The mystery of Bobbi the bear’s death after being shot in Newtown by an off-duty Ridgefield police officer has gained a broader audience in the absence of details.

It’s a fresh example of why transparency involving police is so important. While Ridgefield police acknowledge the officer is on leave while they conduct an internal investigation, they have not identified the shooter or released further information. Nor have Newtown Police and the Department of Energy and Environmental Protection. As a result, Hearst Connecticut Media filed Freedom of Information Act requests seeking the police report and recordings associated with the response to the incident.

Members of the public are trying to fill in details and offering theories via social media. It’s another reason officials should efficiently fill in blanks from the May 12 shooting. They haven’t even offered an explanation for the delay, leaning on the status of the investigation as active.

What we do know is that the bear was a mother of two 41/2-month-old cubs, who have since been captured and relocated to a wildlife rehabilitator in New Hampshire before they are returned to the wild.
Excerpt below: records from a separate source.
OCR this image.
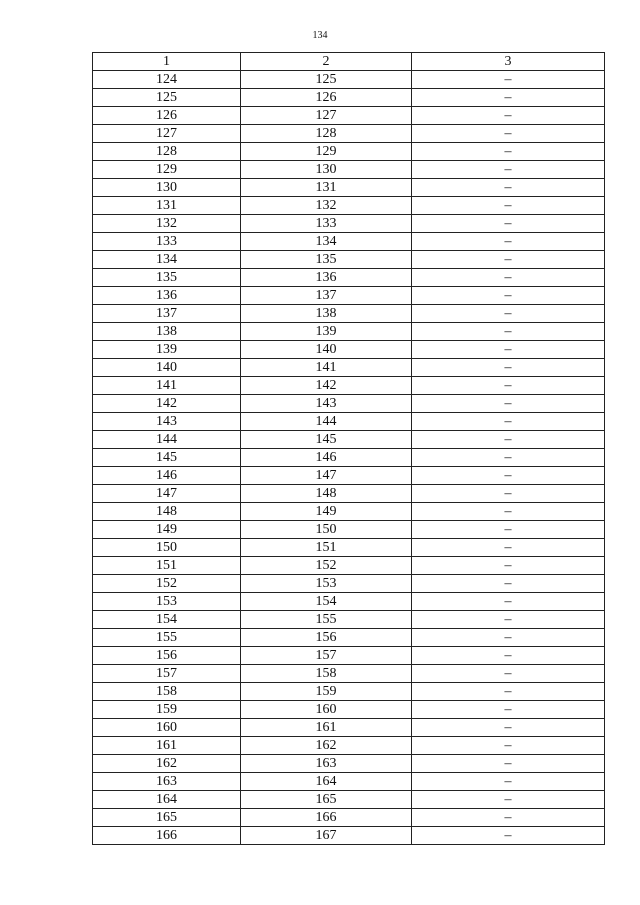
134
1	2	3
124	125	–
125	126	–
126	127	–
127	128	–
128	129	–
129	130	–
130	131	–
131	132	–
132	133	–
133	134	–
134	135	–
135	136	–
136	137	–
137	138	–
138	139	–
139	140	–
140	141	–
141	142	–
142	143	–
143	144	–
144	145	–
145	146	–
146	147	–
147	148	–
148	149	–
149	150	–
150	151	–
151	152	–
152	153	–
153	154	–
154	155	–
155	156	–
156	157	–
157	158	–
158	159	–
159	160	–
160	161	–
161	162	–
162	163	–
163	164	–
164	165	–
165	166	–
166	167	–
We also know the shooting was on a private property, though DEEP could not confirm if it was on the officer’s land.

There’s also the matter of what firearm was used and how many shots were fired. Was it the officer’s personal or work gun?

Killing a bear in Connecticut is illegal unless it is in self-defense or if the animal is deemed a threat. Bear sightings are common in woodsy Newtown, so much so that this tagged bear was named by neighbors who were accustomed to recognizing her by the ear tag bearing No. 217.

“The tragic and brutal killing of this mother black bear, leaving her orphaned cubs stranded, was preventable and unnecessary,” said Annie Hornish, Connecticut director of the Humane Society of the United States. “… these cubs will suffer this trauma for the rest of their lives.”

For people unfamiliar with bears, encounters can be traumatic as well. They don’t need to be. There are commonly recognized tips for keeping bears at a distance:

  Ensure trash, compost and recyclables are inaccessible, with airtight bins or inside.

  Put bird feeders in storage during the summer months, and keep them away from the house.

  Don’t feed bears.

  If you encounter a bear while hiking, making noise and waving arms will likely cause it to flee. Black bears are not known to attack humans.

  If you spot a bear in the neighborhood, leave it alone. The DEEP encourages the reporting of sightings.

More boilerplate advice may be informed by the investigation into the shooting. But first, we need more details.